How to evict a tenant for anti-social behaviour
When to use Ground 14, when Ground 7A applies, and the evidence the court actually wants to see.
Anti-social behaviour cases are won and lost on evidence. The Renters' Rights Act preserves both Ground 14 (discretionary, immediate proceedings) and the new mandatory Ground 7A (criminal conviction or breach of injunction).
Pick the right ground
Ground 7A: tenant has been convicted of a listed offence or breached an ASB injunction. Mandatory, court must grant possession.
Ground 14: any nuisance or annoyance behaviour, no conviction needed. Discretionary, court weighs the evidence and the tenant's circumstances.

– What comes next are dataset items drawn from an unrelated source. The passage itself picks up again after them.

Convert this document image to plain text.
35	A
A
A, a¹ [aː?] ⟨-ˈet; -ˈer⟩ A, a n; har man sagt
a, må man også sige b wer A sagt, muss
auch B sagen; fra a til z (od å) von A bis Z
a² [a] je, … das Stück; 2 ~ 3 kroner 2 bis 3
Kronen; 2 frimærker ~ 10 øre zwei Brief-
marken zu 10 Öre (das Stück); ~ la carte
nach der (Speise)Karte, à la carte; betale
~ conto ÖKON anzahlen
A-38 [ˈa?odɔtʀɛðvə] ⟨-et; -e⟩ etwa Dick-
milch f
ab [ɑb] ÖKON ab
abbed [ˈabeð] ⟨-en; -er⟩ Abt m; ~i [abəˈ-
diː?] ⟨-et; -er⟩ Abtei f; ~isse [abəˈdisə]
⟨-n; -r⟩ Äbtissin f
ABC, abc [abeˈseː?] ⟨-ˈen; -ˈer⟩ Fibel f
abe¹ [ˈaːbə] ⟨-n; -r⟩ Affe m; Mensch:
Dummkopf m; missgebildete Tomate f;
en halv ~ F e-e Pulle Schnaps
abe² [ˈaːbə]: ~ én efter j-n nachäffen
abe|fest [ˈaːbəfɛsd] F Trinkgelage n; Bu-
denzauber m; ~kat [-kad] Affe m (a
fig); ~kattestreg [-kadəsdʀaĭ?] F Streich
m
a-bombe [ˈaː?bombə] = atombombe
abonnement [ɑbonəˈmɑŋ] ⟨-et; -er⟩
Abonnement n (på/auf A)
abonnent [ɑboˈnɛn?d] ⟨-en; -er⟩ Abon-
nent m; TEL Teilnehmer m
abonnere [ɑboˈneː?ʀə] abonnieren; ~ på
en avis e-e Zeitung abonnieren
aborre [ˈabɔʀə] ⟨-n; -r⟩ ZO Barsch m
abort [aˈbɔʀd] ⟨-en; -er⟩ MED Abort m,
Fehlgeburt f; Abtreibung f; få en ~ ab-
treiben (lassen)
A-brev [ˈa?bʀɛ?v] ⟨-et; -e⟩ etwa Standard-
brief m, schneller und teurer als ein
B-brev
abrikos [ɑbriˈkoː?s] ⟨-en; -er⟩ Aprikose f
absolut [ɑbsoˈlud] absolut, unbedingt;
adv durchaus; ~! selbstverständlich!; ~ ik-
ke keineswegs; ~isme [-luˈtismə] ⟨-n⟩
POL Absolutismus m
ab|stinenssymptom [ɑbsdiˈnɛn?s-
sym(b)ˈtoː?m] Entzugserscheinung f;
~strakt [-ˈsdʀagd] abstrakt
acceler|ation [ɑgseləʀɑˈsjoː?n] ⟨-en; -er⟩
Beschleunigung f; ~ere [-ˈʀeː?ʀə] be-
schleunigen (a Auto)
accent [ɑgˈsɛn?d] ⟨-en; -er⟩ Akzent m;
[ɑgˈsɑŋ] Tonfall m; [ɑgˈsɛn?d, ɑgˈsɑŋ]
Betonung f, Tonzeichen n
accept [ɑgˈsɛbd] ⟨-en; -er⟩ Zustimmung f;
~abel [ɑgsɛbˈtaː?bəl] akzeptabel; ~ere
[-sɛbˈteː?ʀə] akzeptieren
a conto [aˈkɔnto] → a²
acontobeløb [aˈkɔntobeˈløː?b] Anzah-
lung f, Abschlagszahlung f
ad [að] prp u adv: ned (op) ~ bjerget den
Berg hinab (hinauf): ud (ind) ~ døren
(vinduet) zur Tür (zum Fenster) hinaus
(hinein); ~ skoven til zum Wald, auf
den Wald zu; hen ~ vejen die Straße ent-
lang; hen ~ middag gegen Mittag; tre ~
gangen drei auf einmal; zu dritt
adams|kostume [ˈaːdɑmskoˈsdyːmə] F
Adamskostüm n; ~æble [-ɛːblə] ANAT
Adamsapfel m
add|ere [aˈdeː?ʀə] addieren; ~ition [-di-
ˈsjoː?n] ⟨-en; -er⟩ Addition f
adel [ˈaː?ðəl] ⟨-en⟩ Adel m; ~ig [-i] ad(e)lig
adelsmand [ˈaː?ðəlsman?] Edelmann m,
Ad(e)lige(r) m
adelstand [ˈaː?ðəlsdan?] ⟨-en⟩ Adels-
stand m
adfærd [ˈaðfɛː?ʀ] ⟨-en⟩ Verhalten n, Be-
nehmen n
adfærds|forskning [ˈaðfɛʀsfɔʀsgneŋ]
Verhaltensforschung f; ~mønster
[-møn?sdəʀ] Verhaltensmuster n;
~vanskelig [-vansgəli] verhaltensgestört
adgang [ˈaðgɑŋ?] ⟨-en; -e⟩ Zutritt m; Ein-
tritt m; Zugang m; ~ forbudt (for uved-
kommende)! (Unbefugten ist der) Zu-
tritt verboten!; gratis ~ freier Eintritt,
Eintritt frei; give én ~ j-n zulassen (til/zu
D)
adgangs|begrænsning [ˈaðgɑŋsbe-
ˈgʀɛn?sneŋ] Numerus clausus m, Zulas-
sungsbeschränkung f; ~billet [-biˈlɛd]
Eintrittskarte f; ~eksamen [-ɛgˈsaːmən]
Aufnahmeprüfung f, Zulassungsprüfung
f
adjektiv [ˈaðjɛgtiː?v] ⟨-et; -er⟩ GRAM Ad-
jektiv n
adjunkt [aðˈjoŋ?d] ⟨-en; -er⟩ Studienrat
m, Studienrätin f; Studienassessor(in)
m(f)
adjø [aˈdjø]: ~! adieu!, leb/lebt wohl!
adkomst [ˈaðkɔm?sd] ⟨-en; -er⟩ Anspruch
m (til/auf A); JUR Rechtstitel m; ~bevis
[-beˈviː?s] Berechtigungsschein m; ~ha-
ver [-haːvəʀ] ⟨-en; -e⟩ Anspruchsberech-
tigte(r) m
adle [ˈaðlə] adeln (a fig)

Most cases plead both, with Ground 7A as the primary if there is a conviction.
Build the evidence file
Dated witness statements from neighbours (signed where possible).
Police 101 logs and crime reference numbers.
Council noise team reports.
Diary notes from you, dated, contemporaneous.
Photos of property damage with metadata intact.
Serve and proceed
Both grounds allow proceedings to begin immediately after notice. There is no statutory waiting period for Ground 14 or 7A.
Common mistakes
- Hearsay, anonymous complaints, and unsigned statements are weak evidence.
- Covert recordings can backfire and create their own legal exposure.
- Acting too late. If you tolerated the behaviour for months without action, the court may consider eviction unreasonable.